In-state undergraduate students will pay $365 per credit hour at Central Michigan University starting next fall.
Thursday, the CMU Board of Trustees approved a 1.96-percent undergraduate tuition increase for the 2012-13 academic year.
With this increase, CMU will remain the fourth most expensive among public universities in Michigan in terms of tuition rates, behind Michigan Technological University, University of Michigan-Ann Arbor and Michigan State University.
The 1.96-percent increase translates to an increase of $7 per undergraduate credit hour. Out-of-state students will pay $789 per credit hour.
“We’ve looked forward beyond just the immediate year,” said Vice President of Finances and Administrative Services David Burdette. “These numbers reflect that.”
Last year, CMU had the lowest increase among the 15 Michigan public universities, when tuition was increased for the 2011-12 academic year by 3.47 percent, or $12 per credit hour.
In addition to undergraduate tuition rates, graduate tuition rates, ProfEd, renamed at Thursday’s meeting as CMU’s Global Campus and room and board rates were set.
An increase of 1.93 percent was approved for master’s programs, bringing the cost per credit hour to $476. For doctoral programs, a 1.86 percent increase was approved, and the cost will now be $548 per credit hour.
CMU’s Global Campus, the former “ProfEd,” will have a two-percent average increase.

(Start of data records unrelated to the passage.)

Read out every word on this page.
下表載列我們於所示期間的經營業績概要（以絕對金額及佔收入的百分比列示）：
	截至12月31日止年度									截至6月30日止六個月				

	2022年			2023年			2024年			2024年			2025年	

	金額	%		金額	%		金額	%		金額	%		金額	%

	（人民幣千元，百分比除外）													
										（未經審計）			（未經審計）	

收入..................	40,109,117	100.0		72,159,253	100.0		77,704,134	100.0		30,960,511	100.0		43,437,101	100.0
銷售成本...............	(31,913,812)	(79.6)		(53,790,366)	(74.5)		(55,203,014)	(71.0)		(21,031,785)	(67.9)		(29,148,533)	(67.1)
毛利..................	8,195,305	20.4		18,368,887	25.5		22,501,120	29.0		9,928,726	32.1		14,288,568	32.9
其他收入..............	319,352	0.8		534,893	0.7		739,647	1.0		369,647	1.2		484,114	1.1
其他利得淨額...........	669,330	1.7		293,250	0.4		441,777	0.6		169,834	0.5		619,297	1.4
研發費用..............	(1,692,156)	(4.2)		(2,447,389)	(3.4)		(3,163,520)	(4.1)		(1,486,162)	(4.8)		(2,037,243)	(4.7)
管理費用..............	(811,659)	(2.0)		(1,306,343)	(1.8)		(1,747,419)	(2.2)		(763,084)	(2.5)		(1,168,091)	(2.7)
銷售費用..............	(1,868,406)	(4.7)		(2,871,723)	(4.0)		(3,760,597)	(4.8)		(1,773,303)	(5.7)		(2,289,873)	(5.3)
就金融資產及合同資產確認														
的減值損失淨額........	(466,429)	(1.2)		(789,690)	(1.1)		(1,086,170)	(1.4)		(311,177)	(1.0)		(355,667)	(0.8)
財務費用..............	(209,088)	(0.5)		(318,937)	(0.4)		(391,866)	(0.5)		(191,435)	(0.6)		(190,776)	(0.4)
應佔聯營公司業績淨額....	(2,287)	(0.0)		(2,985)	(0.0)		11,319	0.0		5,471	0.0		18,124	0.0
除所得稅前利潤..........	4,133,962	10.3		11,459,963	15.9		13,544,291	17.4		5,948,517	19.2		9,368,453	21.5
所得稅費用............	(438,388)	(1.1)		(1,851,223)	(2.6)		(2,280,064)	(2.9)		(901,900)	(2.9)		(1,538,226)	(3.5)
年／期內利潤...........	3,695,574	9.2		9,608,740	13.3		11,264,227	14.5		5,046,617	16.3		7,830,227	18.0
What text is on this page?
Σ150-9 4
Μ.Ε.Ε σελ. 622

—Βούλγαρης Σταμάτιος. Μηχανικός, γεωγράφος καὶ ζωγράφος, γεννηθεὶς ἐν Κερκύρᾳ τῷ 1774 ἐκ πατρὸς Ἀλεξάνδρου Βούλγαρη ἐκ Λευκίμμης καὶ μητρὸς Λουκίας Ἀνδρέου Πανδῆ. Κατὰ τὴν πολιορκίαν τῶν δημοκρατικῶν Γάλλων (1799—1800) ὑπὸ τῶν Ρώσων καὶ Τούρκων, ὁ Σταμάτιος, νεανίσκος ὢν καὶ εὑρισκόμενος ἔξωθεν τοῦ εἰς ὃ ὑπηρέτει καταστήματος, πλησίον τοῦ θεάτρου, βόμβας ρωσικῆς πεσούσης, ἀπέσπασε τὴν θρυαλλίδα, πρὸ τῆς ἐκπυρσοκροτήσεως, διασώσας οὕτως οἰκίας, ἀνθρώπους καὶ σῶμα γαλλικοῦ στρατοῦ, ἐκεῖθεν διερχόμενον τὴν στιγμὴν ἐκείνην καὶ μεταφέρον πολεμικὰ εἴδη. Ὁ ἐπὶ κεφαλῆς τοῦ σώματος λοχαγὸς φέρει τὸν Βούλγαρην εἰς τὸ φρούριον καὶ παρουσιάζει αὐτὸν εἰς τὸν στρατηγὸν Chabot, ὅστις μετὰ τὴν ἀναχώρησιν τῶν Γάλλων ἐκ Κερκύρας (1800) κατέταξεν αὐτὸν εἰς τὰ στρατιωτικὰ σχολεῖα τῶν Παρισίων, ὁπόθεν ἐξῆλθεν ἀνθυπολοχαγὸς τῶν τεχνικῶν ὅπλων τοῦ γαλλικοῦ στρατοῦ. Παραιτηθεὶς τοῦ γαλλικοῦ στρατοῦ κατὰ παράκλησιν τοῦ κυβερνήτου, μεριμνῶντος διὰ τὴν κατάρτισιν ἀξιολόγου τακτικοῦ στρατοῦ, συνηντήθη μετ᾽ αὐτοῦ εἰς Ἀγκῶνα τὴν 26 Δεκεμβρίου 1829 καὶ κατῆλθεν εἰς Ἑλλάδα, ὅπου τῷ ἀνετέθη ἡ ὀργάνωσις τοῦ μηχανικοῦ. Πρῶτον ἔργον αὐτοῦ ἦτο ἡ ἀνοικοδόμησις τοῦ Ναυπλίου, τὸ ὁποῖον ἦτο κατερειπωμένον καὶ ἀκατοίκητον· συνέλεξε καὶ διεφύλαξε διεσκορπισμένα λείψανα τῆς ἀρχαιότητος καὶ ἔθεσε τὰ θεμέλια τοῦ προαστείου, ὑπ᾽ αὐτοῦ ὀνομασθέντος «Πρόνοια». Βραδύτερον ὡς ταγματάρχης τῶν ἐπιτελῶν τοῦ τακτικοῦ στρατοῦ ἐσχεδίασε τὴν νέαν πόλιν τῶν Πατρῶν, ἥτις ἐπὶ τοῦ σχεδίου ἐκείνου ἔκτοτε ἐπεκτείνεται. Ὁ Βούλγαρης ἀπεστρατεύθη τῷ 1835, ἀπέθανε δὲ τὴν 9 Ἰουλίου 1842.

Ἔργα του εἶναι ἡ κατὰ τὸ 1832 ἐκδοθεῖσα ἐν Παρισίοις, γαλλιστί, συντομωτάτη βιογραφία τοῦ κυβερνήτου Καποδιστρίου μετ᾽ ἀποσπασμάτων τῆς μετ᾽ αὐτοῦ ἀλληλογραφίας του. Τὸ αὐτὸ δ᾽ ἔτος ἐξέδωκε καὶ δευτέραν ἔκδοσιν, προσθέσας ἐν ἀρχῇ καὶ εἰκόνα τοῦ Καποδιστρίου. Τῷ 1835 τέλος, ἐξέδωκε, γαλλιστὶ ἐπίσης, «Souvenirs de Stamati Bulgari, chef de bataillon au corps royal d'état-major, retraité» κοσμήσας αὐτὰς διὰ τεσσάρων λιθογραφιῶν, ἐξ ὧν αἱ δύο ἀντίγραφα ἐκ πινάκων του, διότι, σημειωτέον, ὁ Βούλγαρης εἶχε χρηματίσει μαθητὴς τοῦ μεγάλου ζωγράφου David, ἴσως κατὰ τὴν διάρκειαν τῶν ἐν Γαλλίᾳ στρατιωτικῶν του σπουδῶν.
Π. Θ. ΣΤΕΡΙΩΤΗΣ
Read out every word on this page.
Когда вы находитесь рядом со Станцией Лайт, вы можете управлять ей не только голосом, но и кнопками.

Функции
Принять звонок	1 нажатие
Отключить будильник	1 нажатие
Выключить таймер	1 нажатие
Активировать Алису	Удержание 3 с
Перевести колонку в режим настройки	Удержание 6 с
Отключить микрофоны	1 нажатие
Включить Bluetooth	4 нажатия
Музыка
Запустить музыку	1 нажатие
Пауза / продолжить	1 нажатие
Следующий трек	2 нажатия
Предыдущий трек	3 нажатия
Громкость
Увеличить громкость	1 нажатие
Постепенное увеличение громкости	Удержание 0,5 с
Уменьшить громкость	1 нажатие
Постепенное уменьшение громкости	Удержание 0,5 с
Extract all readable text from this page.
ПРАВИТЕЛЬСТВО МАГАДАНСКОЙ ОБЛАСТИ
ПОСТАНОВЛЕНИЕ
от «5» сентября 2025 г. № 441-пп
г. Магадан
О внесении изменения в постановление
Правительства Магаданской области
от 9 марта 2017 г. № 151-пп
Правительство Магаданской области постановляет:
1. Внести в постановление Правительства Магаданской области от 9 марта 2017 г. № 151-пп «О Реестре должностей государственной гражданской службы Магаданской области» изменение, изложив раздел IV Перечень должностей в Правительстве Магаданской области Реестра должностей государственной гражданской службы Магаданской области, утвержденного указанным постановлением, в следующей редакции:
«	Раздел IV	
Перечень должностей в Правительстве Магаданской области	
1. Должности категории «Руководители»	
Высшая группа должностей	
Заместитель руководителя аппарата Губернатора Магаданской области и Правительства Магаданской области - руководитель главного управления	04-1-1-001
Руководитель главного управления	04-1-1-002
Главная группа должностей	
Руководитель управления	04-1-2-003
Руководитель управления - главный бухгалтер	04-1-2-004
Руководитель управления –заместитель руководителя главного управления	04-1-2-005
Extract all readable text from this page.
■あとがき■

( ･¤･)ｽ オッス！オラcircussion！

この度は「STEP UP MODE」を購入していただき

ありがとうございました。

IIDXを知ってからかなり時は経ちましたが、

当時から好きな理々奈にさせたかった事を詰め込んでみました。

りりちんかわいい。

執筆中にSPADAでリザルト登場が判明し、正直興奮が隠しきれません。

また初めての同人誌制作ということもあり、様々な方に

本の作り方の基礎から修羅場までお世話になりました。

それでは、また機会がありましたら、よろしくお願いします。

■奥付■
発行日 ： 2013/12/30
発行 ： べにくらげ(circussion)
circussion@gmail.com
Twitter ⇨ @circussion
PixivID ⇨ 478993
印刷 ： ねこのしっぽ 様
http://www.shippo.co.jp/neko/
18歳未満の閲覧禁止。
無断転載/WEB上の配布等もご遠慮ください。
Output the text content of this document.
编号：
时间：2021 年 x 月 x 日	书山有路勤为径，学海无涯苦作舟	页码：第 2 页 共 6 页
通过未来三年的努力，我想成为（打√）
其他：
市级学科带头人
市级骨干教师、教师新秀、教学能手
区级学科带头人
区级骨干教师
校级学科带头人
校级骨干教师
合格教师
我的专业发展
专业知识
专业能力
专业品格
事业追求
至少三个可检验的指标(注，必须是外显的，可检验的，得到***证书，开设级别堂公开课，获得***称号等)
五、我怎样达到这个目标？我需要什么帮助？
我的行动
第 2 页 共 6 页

Room and board rates will also increase two percent, but CMU will remain ranked sixth among the 15 public universities in Michigan. Cost of room and board will be $8,376 with a unlimited meal plan.
Provost Gary Shapiro said the cost of CMU’s Global Campus remains competitive with on-campus programs.
“We want Global Campus courses to be roughly the same price as on-campus course so there’s no incentive to take a course on a specific campus due to price,” Shapiro said. “Right now, rates are close, and we don’t want to change that.”
University President George Ross said tuition increases remain low because of sacrifices made by university faculty and staff members.
“Our tuition rates over the last three years have been very modest. Our faculty and staff have made compromises like taking a year and a half, even two-year pay freezes,” he said. “That is why we can be so modest today.”
Trustee Robert F. Wardrop II asked why a 0-percent increase wasn’t an option.
“We do have certain costs we have to cover, so a 0-percent increase isn’t realistic,” Burdette said. “We thought four percent would be unfair to students and their parents. Therefore, two percent seems the appropriate number for students and their parents next year.”
With the tuition increase, 58.63 percent of CMU’s total revenue will come from student tuition and fees. An estimated 15.94 percent will come from state appropriations.
If state appropriations don’t meet expectations, Ross said adjustments will be made as necessary.
“If we don’t get the appropriations we are expecting, we’ll make adjustments as necessary,” he said. “It will not impact any student or academic program on campus.”